Wilson, 18, said she initially got into the club during her junior year because she was able to earn her economics credit in a fun atmosphere. Now a senior, she manages the retail store as part of the DECA program.

Wilson said she doesn’t have end goals of owning a business, because she wants to go into the medical field.

“These skills can be applied to any walk in life,” Wilson said. “Even in the medical field, people can use these skills to help develop a business plan to start up a private practice.”

“Plus these classes just make people smarter with finances,” she added.

Ann Marie Dance also participates in DECA, and she has a final goal of pursuing a business degree.

Dance, a 17-year-old senior, said she modeled her project after the International Eye Institute, a nonprofit organization that helps provide charitable eye care for people in Guatemala.

Dance said her father is an eye surgeon, and is also part of the organization.  

“I have been on some of the mission trips,” Dance said. “And to see the work they are doing to help others is very inspiring.”

Dance said she took the reins to help restructure the nonprofit's website and help them expand its social media presence.  

Her end goal is to pursue a business degree that can help her build her personal assets so she can help others with the skills she developed.

The real world application of DECA is what drew Andi Jane Howard to join and stay in the club.

Howard, 18, is a senior and the student body president, said DECA lessons are crucial for marketing success.

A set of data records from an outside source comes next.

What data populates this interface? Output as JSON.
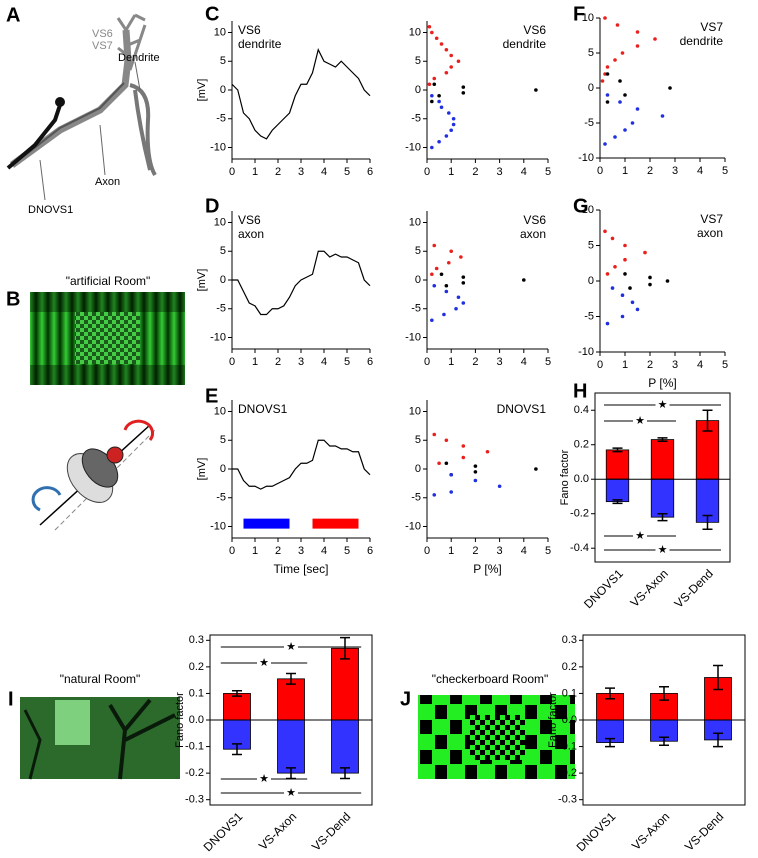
{
  "panels": {
    "A": {
      "letter": "A",
      "labels": [
        "VS6",
        "VS7",
        "Dendrite",
        "Axon",
        "DNOVS1"
      ]
    },
    "B": {
      "letter": "B",
      "title": "\"artificial Room\""
    },
    "I": {
      "title": "\"natural Room\""
    },
    "J": {
      "title": "\"checkerboard Room\""
    }
  },
  "chart_data": [
    {
      "type": "line",
      "panel": "C",
      "annotation": [
        "VS6",
        "dendrite"
      ],
      "ylabel": "[mV]",
      "xlim": [
        0,
        6
      ],
      "xticks": [
        0,
        1,
        2,
        3,
        4,
        5,
        6
      ],
      "ylim": [
        -12,
        12
      ],
      "yticks": [
        -10,
        -5,
        0,
        5,
        10
      ],
      "series": [
        {
          "color": "#000000",
          "x": [
            0,
            0.25,
            0.5,
            0.75,
            1,
            1.25,
            1.5,
            1.75,
            2,
            2.25,
            2.5,
            2.75,
            3,
            3.25,
            3.5,
            3.75,
            4,
            4.25,
            4.5,
            4.75,
            5,
            5.25,
            5.5,
            5.75,
            6
          ],
          "values": [
            1,
            0,
            -4,
            -5,
            -7,
            -8,
            -8.5,
            -7,
            -6,
            -5,
            -4,
            -1,
            1,
            1,
            3,
            7,
            5,
            4.5,
            4,
            5,
            4,
            3,
            2,
            0,
            -1
          ]
        }
      ]
    },
    {
      "type": "scatter",
      "annotation": [
        "VS6",
        "dendrite"
      ],
      "xlim": [
        0,
        5
      ],
      "xticks": [
        0,
        1,
        2,
        3,
        4,
        5
      ],
      "ylim": [
        -12,
        12
      ],
      "yticks": [
        -10,
        -5,
        0,
        5,
        10
      ],
      "series": [
        {
          "color": "#e8201e",
          "x": [
            0.1,
            0.3,
            0.8,
            1.0,
            1.3,
            1.0,
            0.8,
            0.6,
            0.4,
            0.2,
            0.1
          ],
          "values": [
            1,
            2,
            3,
            4,
            5,
            6,
            7,
            8,
            9,
            10,
            11
          ]
        },
        {
          "color": "#000000",
          "x": [
            0.2,
            0.5,
            1.5,
            4.5,
            1.5,
            0.3
          ],
          "values": [
            -2,
            -1,
            -0.5,
            0,
            0.5,
            1
          ]
        },
        {
          "color": "#2030e0",
          "x": [
            0.2,
            0.5,
            0.6,
            0.9,
            1.1,
            1.1,
            1.0,
            0.8,
            0.5,
            0.2
          ],
          "values": [
            -1,
            -2,
            -3,
            -4,
            -5,
            -6,
            -7,
            -8,
            -9,
            -10
          ]
        }
      ]
    },
    {
      "type": "scatter",
      "panel": "F",
      "annotation": [
        "VS7",
        "dendrite"
      ],
      "xlim": [
        0,
        5
      ],
      "xticks": [
        0,
        1,
        2,
        3,
        4,
        5
      ],
      "ylim": [
        -10,
        10
      ],
      "yticks": [
        -10,
        -5,
        0,
        5,
        10
      ],
      "series": [
        {
          "color": "#e8201e",
          "x": [
            0.1,
            0.2,
            0.3,
            0.6,
            0.9,
            1.5,
            2.2,
            1.5,
            0.7,
            0.2
          ],
          "values": [
            1,
            2,
            3,
            4,
            5,
            6,
            7,
            8,
            9,
            10
          ]
        },
        {
          "color": "#000000",
          "x": [
            0.3,
            1.0,
            2.8,
            0.8,
            0.3
          ],
          "values": [
            -2,
            -1,
            0,
            1,
            2
          ]
        },
        {
          "color": "#2030e0",
          "x": [
            0.3,
            0.8,
            1.5,
            2.5,
            1.3,
            1.0,
            0.6,
            0.2
          ],
          "values": [
            -1,
            -2,
            -3,
            -4,
            -5,
            -6,
            -7,
            -8
          ]
        }
      ]
    },
    {
      "type": "line",
      "panel": "D",
      "annotation": [
        "VS6",
        "axon"
      ],
      "ylabel": "[mV]",
      "xlim": [
        0,
        6
      ],
      "xticks": [
        0,
        1,
        2,
        3,
        4,
        5,
        6
      ],
      "ylim": [
        -12,
        12
      ],
      "yticks": [
        -10,
        -5,
        0,
        5,
        10
      ],
      "series": [
        {
          "color": "#000000",
          "x": [
            0,
            0.25,
            0.5,
            0.75,
            1,
            1.25,
            1.5,
            1.75,
            2,
            2.25,
            2.5,
            2.75,
            3,
            3.25,
            3.5,
            3.75,
            4,
            4.25,
            4.5,
            4.75,
            5,
            5.25,
            5.5,
            5.75,
            6
          ],
          "values": [
            0,
            0,
            -2,
            -4,
            -4.5,
            -6,
            -6,
            -5,
            -5,
            -4.5,
            -3,
            -1,
            0,
            0.5,
            1,
            5,
            5,
            4,
            4.5,
            4,
            4,
            3.5,
            3,
            0,
            -1
          ]
        }
      ]
    },
    {
      "type": "scatter",
      "annotation": [
        "VS6",
        "axon"
      ],
      "xlim": [
        0,
        5
      ],
      "xticks": [
        0,
        1,
        2,
        3,
        4,
        5
      ],
      "ylim": [
        -12,
        12
      ],
      "yticks": [
        -10,
        -5,
        0,
        5,
        10
      ],
      "series": [
        {
          "color": "#e8201e",
          "x": [
            0.2,
            0.4,
            0.9,
            1.4,
            1.0,
            0.3
          ],
          "values": [
            1,
            2,
            3,
            4,
            5,
            6
          ]
        },
        {
          "color": "#000000",
          "x": [
            0.8,
            1.5,
            4.0,
            1.5,
            0.6
          ],
          "values": [
            -1,
            -0.5,
            0,
            0.5,
            1
          ]
        },
        {
          "color": "#2030e0",
          "x": [
            0.3,
            0.8,
            1.3,
            1.5,
            1.2,
            0.7,
            0.2
          ],
          "values": [
            -1,
            -2,
            -3,
            -4,
            -5,
            -6,
            -7
          ]
        }
      ]
    },
    {
      "type": "scatter",
      "panel": "G",
      "annotation": [
        "VS7",
        "axon"
      ],
      "xlabel": "P [%]",
      "xlim": [
        0,
        5
      ],
      "xticks": [
        0,
        1,
        2,
        3,
        4,
        5
      ],
      "ylim": [
        -10,
        10
      ],
      "yticks": [
        -10,
        -5,
        0,
        5,
        10
      ],
      "series": [
        {
          "color": "#e8201e",
          "x": [
            0.3,
            0.6,
            1.0,
            1.8,
            1.0,
            0.5,
            0.2
          ],
          "values": [
            1,
            2,
            3,
            4,
            5,
            6,
            7
          ]
        },
        {
          "color": "#000000",
          "x": [
            1.2,
            2.0,
            2.7,
            2.0,
            1.0
          ],
          "values": [
            -1,
            -0.5,
            0,
            0.5,
            1
          ]
        },
        {
          "color": "#2030e0",
          "x": [
            0.5,
            0.9,
            1.3,
            1.5,
            0.9,
            0.3
          ],
          "values": [
            -1,
            -2,
            -3,
            -4,
            -5,
            -6
          ]
        }
      ]
    },
    {
      "type": "line",
      "panel": "E",
      "annotation": [
        "DNOVS1"
      ],
      "ylabel": "[mV]",
      "xlabel": "Time [sec]",
      "xlim": [
        0,
        6
      ],
      "xticks": [
        0,
        1,
        2,
        3,
        4,
        5,
        6
      ],
      "ylim": [
        -12,
        12
      ],
      "yticks": [
        -10,
        -5,
        0,
        5,
        10
      ],
      "stimuli": [
        {
          "color": "#0000ff",
          "x": [
            0.5,
            2.5
          ],
          "y": -9.5
        },
        {
          "color": "#ff0000",
          "x": [
            3.5,
            5.5
          ],
          "y": -9.5
        }
      ],
      "series": [
        {
          "color": "#000000",
          "x": [
            0,
            0.25,
            0.5,
            0.75,
            1,
            1.25,
            1.5,
            1.75,
            2,
            2.25,
            2.5,
            2.75,
            3,
            3.25,
            3.5,
            3.75,
            4,
            4.25,
            4.5,
            4.75,
            5,
            5.25,
            5.5,
            5.75,
            6
          ],
          "values": [
            0,
            0,
            -2,
            -3,
            -3,
            -3.5,
            -3,
            -3,
            -2.5,
            -2,
            -1.5,
            0,
            1,
            1,
            1.5,
            5,
            5,
            4,
            4,
            3.5,
            3.5,
            3,
            3,
            0,
            -1
          ]
        }
      ]
    },
    {
      "type": "scatter",
      "annotation": [
        "DNOVS1"
      ],
      "xlabel": "P [%]",
      "xlim": [
        0,
        5
      ],
      "xticks": [
        0,
        1,
        2,
        3,
        4,
        5
      ],
      "ylim": [
        -12,
        12
      ],
      "yticks": [
        -10,
        -5,
        0,
        5,
        10
      ],
      "series": [
        {
          "color": "#e8201e",
          "x": [
            0.5,
            1.5,
            2.5,
            1.5,
            0.8,
            0.3
          ],
          "values": [
            1,
            2,
            3,
            4,
            5,
            6
          ]
        },
        {
          "color": "#000000",
          "x": [
            1.0,
            2.0,
            4.5,
            2.0,
            0.8
          ],
          "values": [
            -1,
            -0.5,
            0,
            0.5,
            1
          ]
        },
        {
          "color": "#2030e0",
          "x": [
            1.0,
            2.0,
            3.0,
            1.0,
            0.3
          ],
          "values": [
            -1,
            -2,
            -3,
            -4,
            -4.5
          ]
        }
      ]
    },
    {
      "type": "bar",
      "panel": "H",
      "ylabel": "Fano factor",
      "categories": [
        "DNOVS1",
        "VS-Axon",
        "VS-Dend"
      ],
      "ylim": [
        -0.48,
        0.5
      ],
      "yticks": [
        -0.4,
        -0.2,
        {
          "value": 0,
          "label": "0.0"
        },
        0.2,
        0.4
      ],
      "series": [
        {
          "color": "#ff0000",
          "values": [
            0.17,
            0.23,
            0.34
          ],
          "errors": [
            0.01,
            0.01,
            0.06
          ]
        },
        {
          "color": "#3333ff",
          "values": [
            -0.13,
            -0.22,
            -0.25
          ],
          "errors": [
            0.01,
            0.02,
            0.04
          ]
        }
      ],
      "significance": [
        {
          "from": 0,
          "to": 2,
          "side": "top",
          "label": "★"
        },
        {
          "from": 0,
          "to": 1,
          "side": "top",
          "label": "★"
        },
        {
          "from": 0,
          "to": 1,
          "side": "bottom",
          "label": "★"
        },
        {
          "from": 0,
          "to": 2,
          "side": "bottom",
          "label": "★"
        }
      ]
    },
    {
      "type": "bar",
      "panel": "I",
      "ylabel": "Fano factor",
      "categories": [
        "DNOVS1",
        "VS-Axon",
        "VS-Dend"
      ],
      "ylim": [
        -0.32,
        0.32
      ],
      "yticks": [
        -0.3,
        -0.2,
        -0.1,
        {
          "value": 0,
          "label": "0.0"
        },
        0.1,
        0.2,
        0.3
      ],
      "series": [
        {
          "color": "#ff0000",
          "values": [
            0.1,
            0.155,
            0.27
          ],
          "errors": [
            0.01,
            0.02,
            0.04
          ]
        },
        {
          "color": "#3333ff",
          "values": [
            -0.11,
            -0.2,
            -0.2
          ],
          "errors": [
            0.02,
            0.02,
            0.02
          ]
        }
      ],
      "significance": [
        {
          "from": 0,
          "to": 2,
          "side": "top",
          "label": "★"
        },
        {
          "from": 0,
          "to": 1,
          "side": "top",
          "label": "★"
        },
        {
          "from": 0,
          "to": 1,
          "side": "bottom",
          "label": "★"
        },
        {
          "from": 0,
          "to": 2,
          "side": "bottom",
          "label": "★"
        }
      ]
    },
    {
      "type": "bar",
      "panel": "J",
      "ylabel": "Fano factor",
      "categories": [
        "DNOVS1",
        "VS-Axon",
        "VS-Dend"
      ],
      "ylim": [
        -0.32,
        0.32
      ],
      "yticks": [
        -0.3,
        -0.2,
        -0.1,
        {
          "value": 0,
          "label": "0.0"
        },
        0.1,
        0.2,
        0.3
      ],
      "series": [
        {
          "color": "#ff0000",
          "values": [
            0.1,
            0.1,
            0.16
          ],
          "errors": [
            0.02,
            0.025,
            0.045
          ]
        },
        {
          "color": "#3333ff",
          "values": [
            -0.085,
            -0.08,
            -0.075
          ],
          "errors": [
            0.015,
            0.015,
            0.025
          ]
        }
      ]
    }
  ]
}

She said learning time management was one of the most challenging aspects.

“Being so deeply involved with the school means I always have a lot going on,” Howard said. “And being able to learn how busy business professionals learn to adapt has been instrumental for me.”

One commonality between these students is they all attribute the ability to learn and grasp the lessons to the efficiency and clarity of Carrico as a teacher.

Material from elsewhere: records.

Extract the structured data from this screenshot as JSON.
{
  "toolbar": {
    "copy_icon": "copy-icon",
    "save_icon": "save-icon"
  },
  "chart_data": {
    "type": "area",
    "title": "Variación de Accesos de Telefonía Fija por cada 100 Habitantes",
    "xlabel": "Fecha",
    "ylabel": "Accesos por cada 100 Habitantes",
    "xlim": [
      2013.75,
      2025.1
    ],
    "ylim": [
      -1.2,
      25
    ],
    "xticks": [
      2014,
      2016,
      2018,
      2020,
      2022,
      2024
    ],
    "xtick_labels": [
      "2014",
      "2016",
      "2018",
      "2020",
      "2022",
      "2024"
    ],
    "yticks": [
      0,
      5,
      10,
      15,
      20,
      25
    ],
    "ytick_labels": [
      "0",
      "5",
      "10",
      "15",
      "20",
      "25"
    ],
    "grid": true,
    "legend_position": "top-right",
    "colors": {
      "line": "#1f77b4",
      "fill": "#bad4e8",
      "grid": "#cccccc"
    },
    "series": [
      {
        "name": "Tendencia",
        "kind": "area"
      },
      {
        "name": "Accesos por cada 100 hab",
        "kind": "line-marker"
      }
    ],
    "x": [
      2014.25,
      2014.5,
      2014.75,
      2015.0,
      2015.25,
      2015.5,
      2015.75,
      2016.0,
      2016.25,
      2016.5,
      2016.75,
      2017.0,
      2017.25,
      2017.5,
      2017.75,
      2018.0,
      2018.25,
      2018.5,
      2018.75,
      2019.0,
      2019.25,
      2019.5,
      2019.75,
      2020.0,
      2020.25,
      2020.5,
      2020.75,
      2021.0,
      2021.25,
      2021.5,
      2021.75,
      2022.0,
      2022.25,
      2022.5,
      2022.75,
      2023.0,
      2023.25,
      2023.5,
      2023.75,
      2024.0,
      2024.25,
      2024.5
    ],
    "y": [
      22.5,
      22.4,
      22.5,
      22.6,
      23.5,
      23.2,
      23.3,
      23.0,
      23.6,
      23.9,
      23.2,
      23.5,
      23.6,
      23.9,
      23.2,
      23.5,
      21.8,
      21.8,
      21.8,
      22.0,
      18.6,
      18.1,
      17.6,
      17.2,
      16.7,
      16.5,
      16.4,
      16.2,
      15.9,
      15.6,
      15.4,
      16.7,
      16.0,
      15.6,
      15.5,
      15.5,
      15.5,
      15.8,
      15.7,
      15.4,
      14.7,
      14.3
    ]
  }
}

Carrico said as the real world market evolves, the coursework to introduce students to the changing environment will adapt to continue teaching each new generation of business leaders.

“He really essentially teaches us how to be adults,” Howard said. “The way Carrico teaches paints a clear picture of how each and every class can be put into a real-life situation.”

Programs and clubs can be found in several area schools and institutions. 

Lakeland High School in Rathdrum connects students with Kootenai Technical Education Campus.

School counselor Lorain Ryan said technical school offered for Lakeland juniors and seniors.  

There are a variety of technical or trade programs at KTEC. Ryan said options include HVAC, computer repair, auto tech, diesel, construction, welding and millwright.

She said students can sign up for health programs as well.

"Students who choose to attend KTEC spend half of their day at KTEC learning in a real-world work environment and half their day taking core classes at Lakeland," Ryan said. "Students learn that applying math, English and science knowledge is important to a real-world work environment."  

She said entrepreneurship is also offered as an elective for students that don't go through KTEC.

"Technical programs, elective options and core classes help our students develop their interests as well as find their strengths," Ryan said. "Discovering their interests and strengths helps students gain confidence and make decisions about what to pursue after high school."

    Coeur d'Alene High School Senior Canyon Spencer helps a student purchase a drink from the DECA retail store in CHS. Spencer is one of the store managers.
    From left, DECA teacher Antonio Carrico stands with seniors Luciano Pegoraro, Annie Wilson, Andi Jane Howard and Ann Marie Dance in the DECA classroom at Coeur d'Alene High School.